Hier wird von mir keine theoretische Antwort gefragt. Hier werde ich selbst gefragt. Eine schwierige Frage, vielleicht sogar eine unangenehme Frage, der ich aber nicht ausweichen kann, die mich herausfordert.

Was ein Mensch für mich bedeutet, kann ich meistens nicht auf Anhieb sagen. Ich muss ihn besser kennen lernen, seine Persönlichkeit, seine Vorstellungen und Ideen. Ich muss mit ihm mehr vertraut werden, mich von ihm angesprochen fühlen. Er muss mein Herz berühren. Es muss eine Beziehung da sein. Sogar nach Jahren kann ich nicht genau sagen, wer dieser Mensch eigentlich ist. Ich lerne ihn aber schätzen und entdecke immer mehr, dass er mir wichtig ist. So ist es auch mit Jesus. Wer bist du für mich, Jesus? Was bedeutest du mir?

Jesus ist eine faszinierende Persönlichkeit. Er steckt voller Überraschungen. Immer wieder provoziert er.

• Er setzt sich über Gebote, Vorschriften, Verhaltensformen und Denkwei-sen hinweg, die nicht dem Leben, dem Menschen dienen: „Der Sabbat ist für den Menschen da, nicht der Mensch für den Sabbat“.
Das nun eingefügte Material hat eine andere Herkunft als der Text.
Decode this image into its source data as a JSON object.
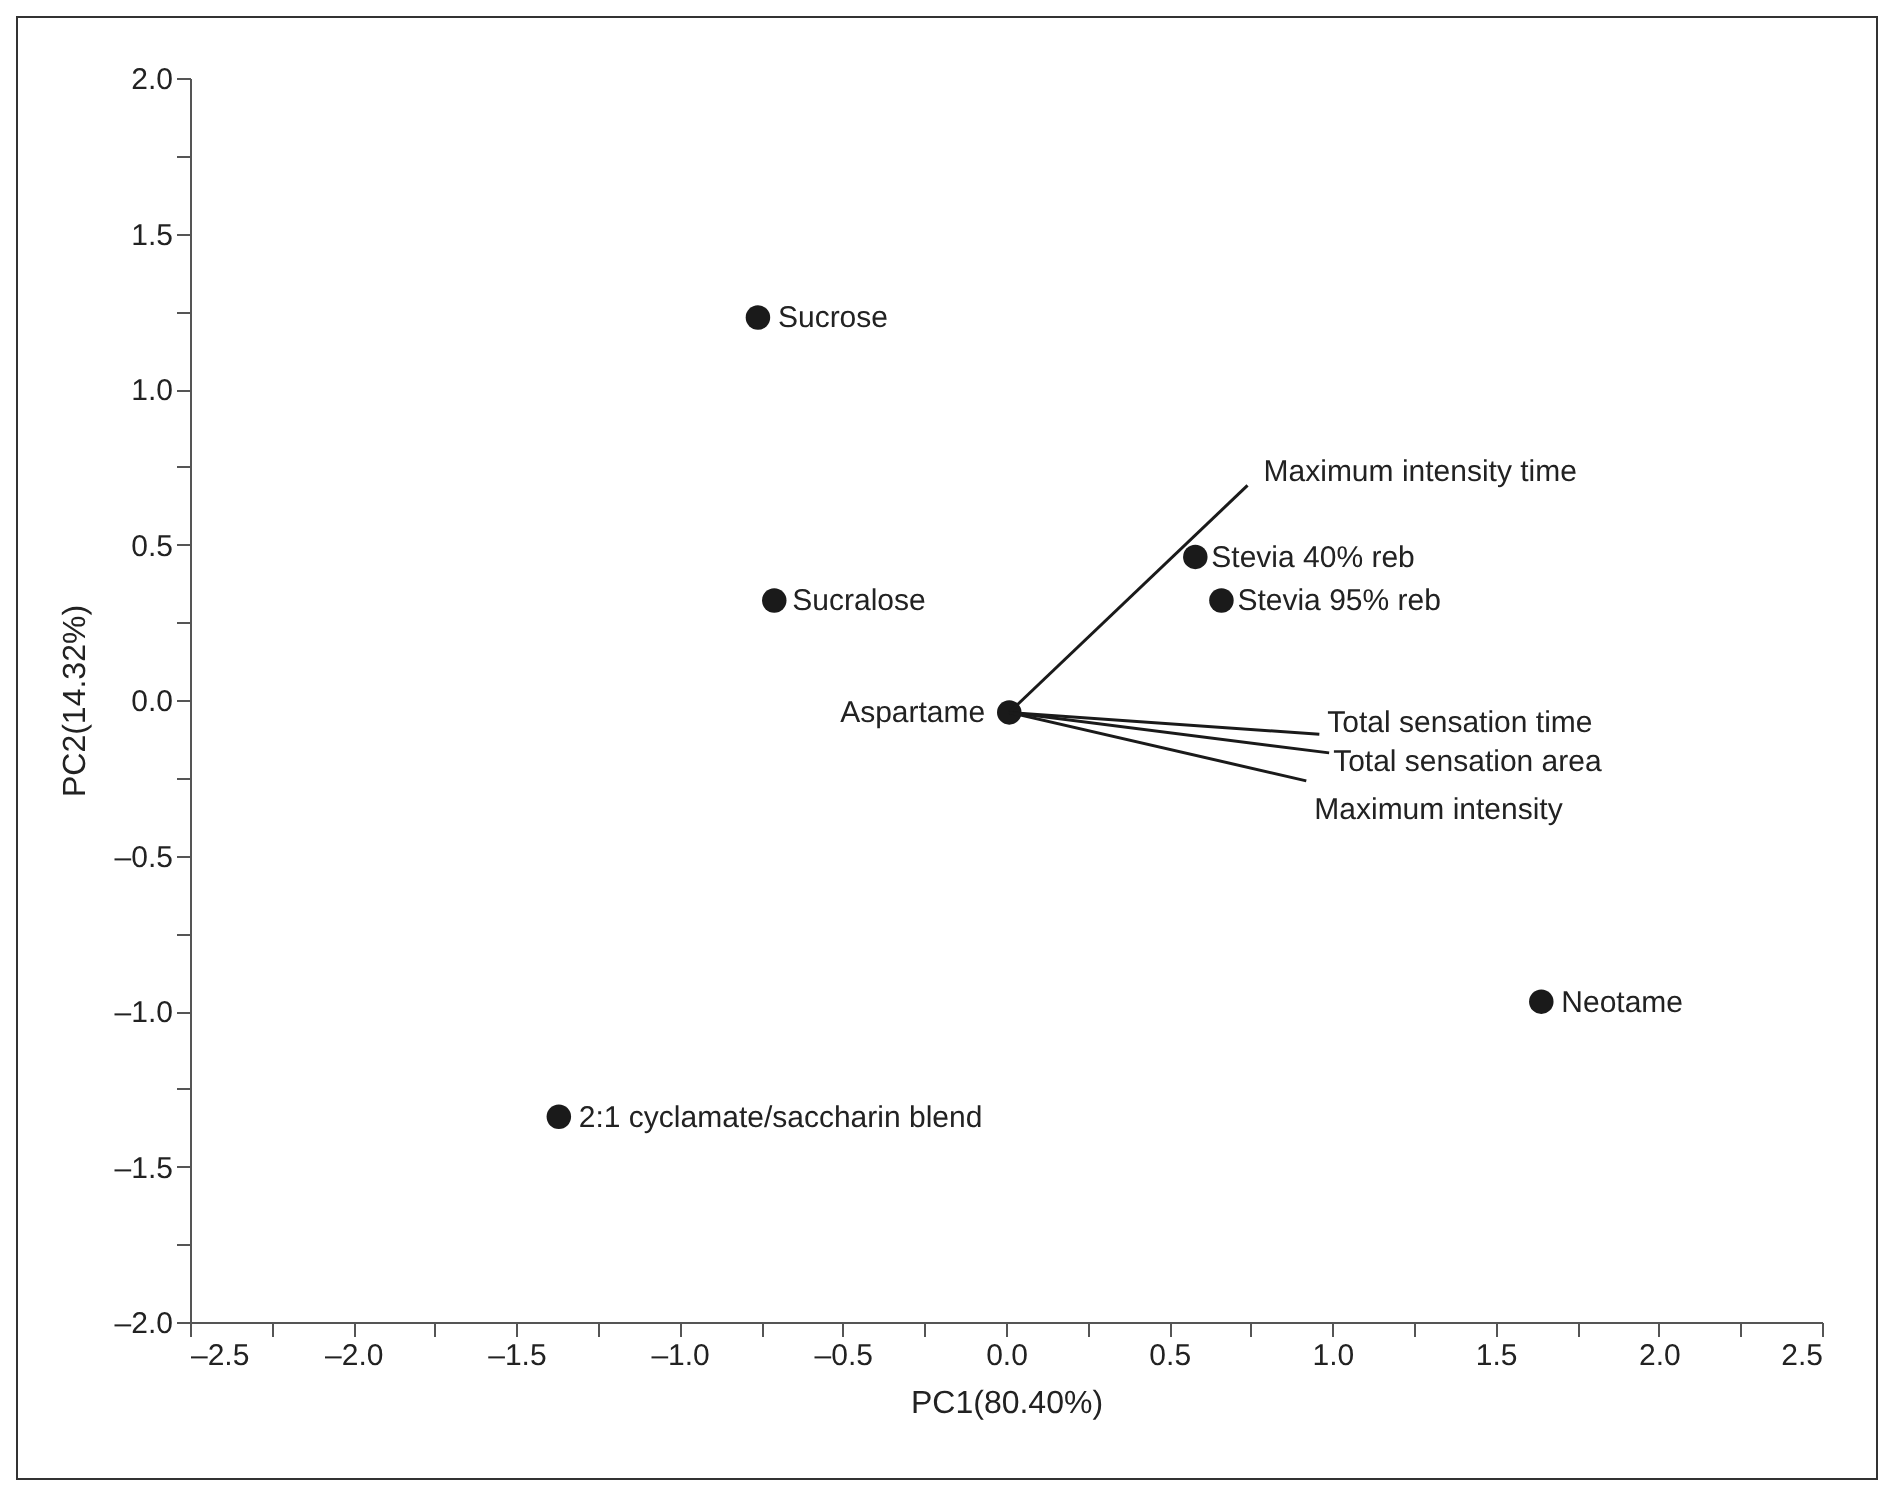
{
  "chart_data": {
    "type": "scatter",
    "xlabel": "PC1(80.40%)",
    "ylabel": "PC2(14.32%)",
    "xlim": [
      -2.5,
      2.5
    ],
    "ylim": [
      -2.0,
      2.0
    ],
    "xticks": [
      {
        "value": -2.5,
        "label": "–2.5"
      },
      {
        "value": -2.25,
        "label": null
      },
      {
        "value": -2.0,
        "label": "–2.0"
      },
      {
        "value": -1.75,
        "label": null
      },
      {
        "value": -1.5,
        "label": "–1.5"
      },
      {
        "value": -1.25,
        "label": null
      },
      {
        "value": -1.0,
        "label": "–1.0"
      },
      {
        "value": -0.75,
        "label": null
      },
      {
        "value": -0.5,
        "label": "–0.5"
      },
      {
        "value": -0.25,
        "label": null
      },
      {
        "value": 0,
        "label": "0.0"
      },
      {
        "value": 0.25,
        "label": null
      },
      {
        "value": 0.5,
        "label": "0.5"
      },
      {
        "value": 0.75,
        "label": null
      },
      {
        "value": 1,
        "label": "1.0"
      },
      {
        "value": 1.25,
        "label": null
      },
      {
        "value": 1.5,
        "label": "1.5"
      },
      {
        "value": 1.75,
        "label": null
      },
      {
        "value": 2,
        "label": "2.0"
      },
      {
        "value": 2.25,
        "label": null
      },
      {
        "value": 2.5,
        "label": "2.5"
      }
    ],
    "yticks": [
      {
        "value": -2.0,
        "label": "–2.0"
      },
      {
        "value": -1.75,
        "label": null
      },
      {
        "value": -1.5,
        "label": "–1.5"
      },
      {
        "value": -1.25,
        "label": null
      },
      {
        "value": -1.0,
        "label": "–1.0"
      },
      {
        "value": -0.75,
        "label": null
      },
      {
        "value": -0.5,
        "label": "–0.5"
      },
      {
        "value": -0.25,
        "label": null
      },
      {
        "value": 0,
        "label": "0.0"
      },
      {
        "value": 0.25,
        "label": null
      },
      {
        "value": 0.5,
        "label": "0.5"
      },
      {
        "value": 0.75,
        "label": null
      },
      {
        "value": 1,
        "label": "1.0"
      },
      {
        "value": 1.25,
        "label": null
      },
      {
        "value": 1.5,
        "label": "1.5"
      },
      {
        "value": 1.75,
        "label": null
      },
      {
        "value": 2,
        "label": "2.0"
      }
    ],
    "grid": false,
    "legend": false,
    "marker": "circle",
    "series": [
      {
        "name": "Sucrose",
        "color": "#1a1a1a",
        "x": [
          -0.76
        ],
        "values": [
          1.23
        ]
      },
      {
        "name": "Sucralose",
        "color": "#1a1a1a",
        "x": [
          -0.71
        ],
        "values": [
          0.32
        ]
      },
      {
        "name": "Aspartame",
        "color": "#1a1a1a",
        "x": [
          0.01
        ],
        "values": [
          -0.04
        ]
      },
      {
        "name": "Stevia 40% reb",
        "color": "#1a1a1a",
        "x": [
          0.58
        ],
        "values": [
          0.46
        ]
      },
      {
        "name": "Stevia 95% reb",
        "color": "#1a1a1a",
        "x": [
          0.66
        ],
        "values": [
          0.32
        ]
      },
      {
        "name": "Neotame",
        "color": "#1a1a1a",
        "x": [
          1.64
        ],
        "values": [
          -0.97
        ]
      },
      {
        "name": "2:1 cyclamate/saccharin blend",
        "color": "#1a1a1a",
        "x": [
          -1.37
        ],
        "values": [
          -1.34
        ]
      },
      {
        "name": "Maximum intensity time",
        "type": "line",
        "marker": "none",
        "line_style": "solid",
        "color": "#1a1a1a",
        "x": [
          0.01,
          0.74
        ],
        "values": [
          -0.04,
          0.69
        ]
      },
      {
        "name": "Total sensation time",
        "type": "line",
        "marker": "none",
        "line_style": "solid",
        "color": "#1a1a1a",
        "x": [
          0.01,
          0.96
        ],
        "values": [
          -0.04,
          -0.11
        ]
      },
      {
        "name": "Total sensation area",
        "type": "line",
        "marker": "none",
        "line_style": "solid",
        "color": "#1a1a1a",
        "x": [
          0.01,
          0.99
        ],
        "values": [
          -0.04,
          -0.17
        ]
      },
      {
        "name": "Maximum intensity",
        "type": "line",
        "marker": "none",
        "line_style": "solid",
        "color": "#1a1a1a",
        "x": [
          0.01,
          0.92
        ],
        "values": [
          -0.04,
          -0.26
        ]
      }
    ]
  }
}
• In seinen Worten und Taten ist Gott selbst wirksam, dort ist die Herrschaft, das Reich Gottes spürbar.

• Er achtet besonders bedürftige und gemiedene Menschen (Zöllner und Sünder)

• Er ist ein unasketischer Genießer, denn seine Gegner nennen ihn „Fresser und Säufer“.

• Er lässt sich von einer Frau, die öffentlich als Prostituierte bekannt ist zärtlich pflegen und spricht sie frei von ihrer Schuld.

• Jesus definiert den Familienbegriff neu. Er bricht sogar mit seiner Familie, die ihn für verrückt erklärt. Seine Familie sind alle, die den Willen Gottes tun.

• Er verurteilt niemanden, verlangt keine Sündenbekenntnisse.

• Er spricht auf einmaliger Weise von Gott, der für ihn nicht wie ein patriarchaler Herrscher, sondern wie ein lieber Vater ist. Einer, der es „regnen lässt über Gute und Böse“, der also auch den Bösen gibt, was sie zum Leben brauchen. Ein Gott der nicht verlangt, dass wir uns fromm, demütig und klein machen, sondern dass wir unsere Talente entwickeln: Macht etwas aus eurem Leben!

Das sind nur einige Beispiele. Ein Jesus der voller Überraschungen steckt, radikales Vertrauen zu Gott lebt, der keine Lippenbekenntnisse will, sondern Nachfolge, d.h. dass ich seine Lebenseinstellung und Lebensweise zu den meinen machen.

Und das nicht nur „in guten Tagen“, sondern auch „in bösen Tagen“, d.h. wenn es schwierig wird, wenn Kreuze auftauchen. Es geht also um unsere Treue zu ihm: Jesus treu sein in meinen täglichen Beschäftigungen; in der Mühsal und Last der Woche; in meinen wöchentlichen Feiern mit ihm, die ich nicht mit den verschiedensten Begrün-dungen ausfallen lasse; in Enttäuschungen und Widerständen; dort, wo ich an meine Grenzen stoße; in Freude und Leid.

Wer ist Jesus für mich? Was bedeutet er für mein Leben? Was wäre bei mir anders, wenn ich ihn nicht kennen würde? Wie lebe ich meine Beziehung zu ihm?

Diese Fragen kann nur jede/r für sich selbst beantworten. Aber ich darf ih-nen nicht ausweichen. Jesus stellt sie selbst, a mich und an Sie, jetzt und hier.